Modern Bash has a very useful programmatic tab-completion feature. This feature is one of the main reasons that the terminal is still the most convenient interface to interact with a computer, IMHO.
"Programmatic" means that it's easy to add completion features for your own command-line tools. Yesterday I figured it will be a good exercise to add this for pss to complete the names of file types it can recognize; the list is growing longer with every release, and it would be nice to be able to quickly come up with the right type name without looking in the help all the time (is it --js or --javascript? etc).
So, simple completion is now live in the master branch of pss on Github. It consists of two parts. The first is this bash script (in the tools/ directory):
_pss_complete()
{
local cur_word prev_word type_list
# COMP_WORDS is an array of words in the current command line.
# COMP_CWORD is the index of the current word (the one the cursor is
# in). So COMP_WORDS[COMP_CWORD] is the current word; we also record
# the previous word here, although this specific script doesn't
# use it yet.
cur_word="${COMP_WORDS[COMP_CWORD]}"
prev_word="${COMP_WORDS[COMP_CWORD-1]}"
# Ask pss to generate a list of types it supports
type_list=`pss --show-type-list`
# Only perform completion if the current word starts with a dash ('-'),
# meaning that the user is trying to complete an option.

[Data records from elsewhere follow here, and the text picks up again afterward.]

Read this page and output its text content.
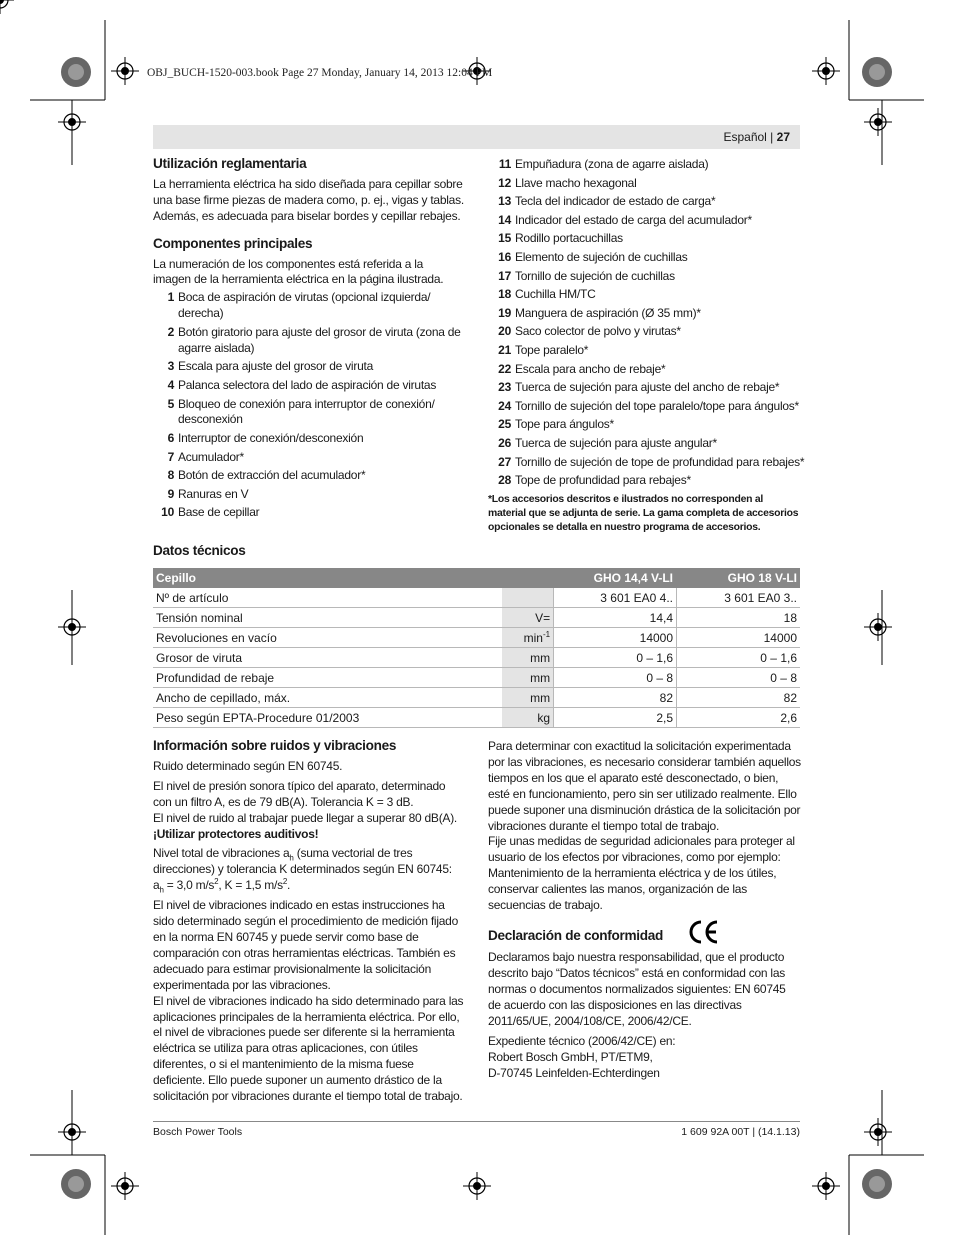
OBJ_BUCH-1520-003.book Page 27 Monday, January 14, 2013 12:04 PM
Español | 27

Utilización reglamentaria

La herramienta eléctrica ha sido diseñada para cepillar sobre una base firme piezas de madera como, p. ej., vigas y tablas. Además, es adecuada para biselar bordes y cepillar rebajes.

Componentes principales

La numeración de los componentes está referida a la imagen de la herramienta eléctrica en la página ilustrada.

1 Boca de aspiración de virutas (opcional izquierda/ derecha)
2 Botón giratorio para ajuste del grosor de viruta (zona de agarre aislada)
3 Escala para ajuste del grosor de viruta
4 Palanca selectora del lado de aspiración de virutas
5 Bloqueo de conexión para interruptor de conexión/ desconexión
6 Interruptor de conexión/desconexión
7 Acumulador*
8 Botón de extracción del acumulador*
9 Ranuras en V
10 Base de cepillar
11 Empuñadura (zona de agarre aislada)
12 Llave macho hexagonal
13 Tecla del indicador de estado de carga*
14 Indicador del estado de carga del acumulador*
15 Rodillo portacuchillas
16 Elemento de sujeción de cuchillas
17 Tornillo de sujeción de cuchillas
18 Cuchilla HM/TC
19 Manguera de aspiración (Ø 35 mm)*
20 Saco colector de polvo y virutas*
21 Tope paralelo*
22 Escala para ancho de rebaje*
23 Tuerca de sujeción para ajuste del ancho de rebaje*
24 Tornillo de sujeción del tope paralelo/tope para ángulos*
25 Tope para ángulos*
26 Tuerca de sujeción para ajuste angular*
27 Tornillo de sujeción de tope de profundidad para rebajes*
28 Tope de profundidad para rebajes*

*Los accesorios descritos e ilustrados no corresponden al material que se adjunta de serie. La gama completa de accesorios opcionales se detalla en nuestro programa de accesorios.

Datos técnicos

Cepillo		GHO 14,4 V-LI	GHO 18 V-LI
Nº de artículo		3 601 EA0 4..	3 601 EA0 3..
Tensión nominal	V=	14,4	18
Revoluciones en vacío	$\min^{-1}$	14000	14000
Grosor de viruta	mm	0 – 1,6	0 – 1,6
Profundidad de rebaje	mm	0 – 8	0 – 8
Ancho de cepillado, máx.	mm	82	82
Peso según EPTA-Procedure 01/2003	kg	2,5	2,6

Información sobre ruidos y vibraciones

Ruido determinado según EN 60745.

El nivel de presión sonora típico del aparato, determinado con un filtro A, es de 79 dB(A). Tolerancia K = 3 dB.

El nivel de ruido al trabajar puede llegar a superar 80 dB(A).

¡Utilizar protectores auditivos!

Nivel total de vibraciones $a_h$ (suma vectorial de tres direcciones) y tolerancia K determinados según EN 60745:
$a_h = 3,0$ $m/s^2$, K = 1,5 $m/s^2$.

El nivel de vibraciones indicado en estas instrucciones ha sido determinado según el procedimiento de medición fijado en la norma EN 60745 y puede servir como base de comparación con otras herramientas eléctricas. También es adecuado para estimar provisionalmente la solicitación experimentada por las vibraciones.

El nivel de vibraciones indicado ha sido determinado para las aplicaciones principales de la herramienta eléctrica. Por ello, el nivel de vibraciones puede ser diferente si la herramienta eléctrica se utiliza para otras aplicaciones, con útiles diferentes, o si el mantenimiento de la misma fuese deficiente. Ello puede suponer un aumento drástico de la solicitación por vibraciones durante el tiempo total de trabajo.

Para determinar con exactitud la solicitación experimentada por las vibraciones, es necesario considerar también aquellos tiempos en los que el aparato esté desconectado, o bien, esté en funcionamiento, pero sin ser utilizado realmente. Ello puede suponer una disminución drástica de la solicitación por vibraciones durante el tiempo total de trabajo.

Fije unas medidas de seguridad adicionales para proteger al usuario de los efectos por vibraciones, como por ejemplo: Mantenimiento de la herramienta eléctrica y de los útiles, conservar calientes las manos, organización de las secuencias de trabajo.

Declaración de conformidad

Declaramos bajo nuestra responsabilidad, que el producto descrito bajo “Datos técnicos” está en conformidad con las normas o documentos normalizados siguientes: EN 60745 de acuerdo con las disposiciones en las directivas 2011/65/UE, 2004/108/CE, 2006/42/CE.

Expediente técnico (2006/42/CE) en:

Robert Bosch GmbH, PT/ETM9,

D-70745 Leinfelden-Echterdingen

Bosch Power Tools	1 609 92A 00T | (14.1.13)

if [[ ${cur_word} == -* ]] ; then
# COMPREPLY is the array of possible completions, generated with
# the compgen builtin.
COMPREPLY=( $(compgen -W "${type_list}" -- ${cur_word}) )
else
COMPREPLY=()
fi
return 0
}
# Register _pss_complete to provide completion for the following commands
complete -F _pss_complete pss pssc
It's commented enough to be self-documenting, I hope. The most useful resource I found online that explains everything in detail is this page from Debian. For a bunch of sample completion scripts in the Debian repository, see this page. And, of course there's man bash.
You'll note that above I call pss --show-type-list to produce a list of whitespace-separated words which is then used by Bash's compgen command to generate completions. This is a new hidden option I added to pss just for this purpose. It's actually a common pattern in Bash completions: the tool itself knows best, so tools usually have special options the completion script can use to query things before it presents a list to the user.
Lastly, this needs to be integrated into your system. All we really have to do is source this bash script somewhere so it's part of your shell. There's already a place for such completion scripts on Ubuntu systems, in /etc/bash_completion.d; all files in that directory are sourced by the main bash completion script. I added a soft link to my script there, and things work great.